皇帝は、向けられる剣にもまるで反応せず、依然静かに項垂れていた。
「数年前から、こうなのですよ。皇帝は、死んでしまった。生きながらにして、その機能を止めてしまったのです。なまじ肉体的には生きているからこそ、その処遇が、こうして奸臣如きに利用される。だから私は、分からなくなったのです。これを守るべきなのか。殺した方が良いのではないか、と」
「どう考えても殺した方が……」
おっと、と俺は口を手で押さえた。幾ら邪魔であっても、皇帝はメリイさんとエイン君の父親である。例え一方を捨て、一方の性別を誤魔化して生き方を強制させようとも、この人は二人の父親なのだ。だから……。
「いや、考えれば考えるほど殺した方が良いな。殺した方が絶対良いですよ。手伝いますよ俺も」
「「キサラギさん!」」
「だってさあ……」
メリイさんとエイン君から咎めるように言われたが、絶対殺した方が良いってこんな奴。いや、それを決める権利なんて俺には無いんだけどさ、一意見としては提言したい。
「確かに、私もそう思います。私が私で無く、私と同じ力量を手にしていたのなら、間違いなく殺すでしょう」
「ですよね! だったら今すぐ……」
「ですが、私は私なのです。帝国の掃除人、ギルベットなのです」
そう言うと、ギルベットさんは向けていた剣を納め、恭しく皇帝に向け礼をした。その所作は堂に入っており、まるで隙が無い。礼節としての意味だけでなく、背を向けられたというのに剣を振ろうとすら思わせない程である。直ちに振り返って袈裟斬りにされる未来が見える。
「私は、帝国を守らなければならない。皇帝を、守らなければならない。幼少に、この名を与えられた時に、そう誓った。……私は絶対的に正しいはずだ。私の皇帝を守るという判断は、決して曖昧な物では無いはずだ。そして、正しいなら、私が負けるはずが無い。だからこそ、この反乱が、好機だと思ったのです」
ギルベットさんは、振り返って俺達を見つめた。その瞳には敵意は無く、所か愛おしむような色さえあって、狼狽えさせた。
「キサラギ君。貴方は天秤として完成している。貴方は、決して自分にとって最良の選択を見誤る事は無い。それが、羨ましい。それは、天稟だ。……だからこそ、戦いましょう。比較をするのです。どちらの天秤が正しいのか。どちらの天秤が、より強いのか。……完成された天秤に勝利することによって、私もまた完成されていると、私は間違っていないと、証明できる」
そう言って、ギルベットさんは剣を構えた。しかし戦う前に、俺は言いたかった。
「くっだらない悩みですね! 馬鹿馬鹿しい! いい年こいて、思春期ですか貴方は! 自分の悩みに他人を巻き込まないで下さいよ! そういうのが許されるのはですね、貴方みたいなご老人じゃ無いんですよ。悩みに他人を巻き込むのは若者の特権です! 例えば、メリイさんとかですよ」
「えっ……私ですか?」
「貴方は自分の悩みを解決したくてここまで来たんでしょう。というか、ギルベットさんもいきなり戦おうとしないで下さいよ。死ぬかも知れないんだから、姉妹の会話くらいさせてあげて下さいよ!」
「……姉妹?」
「そうですよ! ……あっ」
言っちゃった。思わず口を噤んだが、しかし手遅れだった。ギルベットさんは、エイン君の顔をしげしげと眺めて、得心がいったように頷いた。

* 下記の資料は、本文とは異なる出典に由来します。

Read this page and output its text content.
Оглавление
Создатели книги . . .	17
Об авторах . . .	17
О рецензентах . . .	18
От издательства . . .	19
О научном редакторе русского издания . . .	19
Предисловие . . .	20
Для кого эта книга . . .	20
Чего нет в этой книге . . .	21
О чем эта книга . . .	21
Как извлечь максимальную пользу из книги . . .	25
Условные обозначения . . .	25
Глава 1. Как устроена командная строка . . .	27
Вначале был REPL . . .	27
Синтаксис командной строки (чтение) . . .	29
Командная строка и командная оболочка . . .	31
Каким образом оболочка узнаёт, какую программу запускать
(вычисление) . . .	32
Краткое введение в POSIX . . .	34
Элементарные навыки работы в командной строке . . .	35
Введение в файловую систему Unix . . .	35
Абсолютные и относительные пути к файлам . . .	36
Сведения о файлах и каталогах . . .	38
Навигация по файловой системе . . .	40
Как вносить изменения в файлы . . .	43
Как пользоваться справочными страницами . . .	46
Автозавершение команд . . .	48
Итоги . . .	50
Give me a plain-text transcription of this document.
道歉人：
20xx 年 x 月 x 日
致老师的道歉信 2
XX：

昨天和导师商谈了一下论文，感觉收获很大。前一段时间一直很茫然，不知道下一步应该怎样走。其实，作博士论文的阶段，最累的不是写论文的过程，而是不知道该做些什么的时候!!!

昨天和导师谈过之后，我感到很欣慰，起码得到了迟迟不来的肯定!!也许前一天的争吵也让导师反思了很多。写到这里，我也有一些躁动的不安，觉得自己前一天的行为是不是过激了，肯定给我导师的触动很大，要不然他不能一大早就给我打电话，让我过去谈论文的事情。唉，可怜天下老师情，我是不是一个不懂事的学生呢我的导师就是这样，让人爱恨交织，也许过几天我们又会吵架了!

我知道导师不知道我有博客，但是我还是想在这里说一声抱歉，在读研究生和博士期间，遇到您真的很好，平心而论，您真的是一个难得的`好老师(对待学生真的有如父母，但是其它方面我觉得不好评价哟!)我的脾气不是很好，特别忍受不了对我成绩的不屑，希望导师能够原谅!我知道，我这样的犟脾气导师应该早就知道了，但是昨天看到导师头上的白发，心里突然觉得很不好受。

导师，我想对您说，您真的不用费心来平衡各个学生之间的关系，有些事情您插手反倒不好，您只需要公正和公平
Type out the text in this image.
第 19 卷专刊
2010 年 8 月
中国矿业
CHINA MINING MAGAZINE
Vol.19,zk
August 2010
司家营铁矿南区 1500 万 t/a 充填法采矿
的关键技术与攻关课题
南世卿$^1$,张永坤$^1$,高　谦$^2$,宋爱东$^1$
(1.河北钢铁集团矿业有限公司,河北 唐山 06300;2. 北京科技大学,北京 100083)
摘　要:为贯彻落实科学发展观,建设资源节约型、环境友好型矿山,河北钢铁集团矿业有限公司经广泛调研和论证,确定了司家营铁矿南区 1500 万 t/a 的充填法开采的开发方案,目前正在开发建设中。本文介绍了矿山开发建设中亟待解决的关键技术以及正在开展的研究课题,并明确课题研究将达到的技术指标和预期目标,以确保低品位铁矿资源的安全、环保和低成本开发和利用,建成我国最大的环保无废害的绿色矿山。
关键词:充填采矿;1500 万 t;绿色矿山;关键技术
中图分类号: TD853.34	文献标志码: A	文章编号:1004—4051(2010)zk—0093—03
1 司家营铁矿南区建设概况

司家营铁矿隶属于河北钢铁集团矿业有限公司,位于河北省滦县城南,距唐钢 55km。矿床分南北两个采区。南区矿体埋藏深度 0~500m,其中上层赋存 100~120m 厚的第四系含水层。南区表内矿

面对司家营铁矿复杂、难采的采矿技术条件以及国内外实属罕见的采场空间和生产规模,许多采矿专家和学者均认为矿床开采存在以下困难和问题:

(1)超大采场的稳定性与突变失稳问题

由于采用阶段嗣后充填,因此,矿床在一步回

「成る程。……良いでしょう。私の目的はキサラギ君ですが、メリイ様とも比較をしたいのです。何せ、貴方はこのままでは皇帝になるかも知れないのだから。どちらが正しい皇帝なのか、知りたいのですよ」
「気持ちの悪い趣味ですね!」
言いながら、俺はメリイさんに視線で促した。これを最期の会話にさせるつもりは無いが、踏ん切りは付けられるだろう。苛烈なる戦闘を前にして、少しでも心残りは無くしておきたい。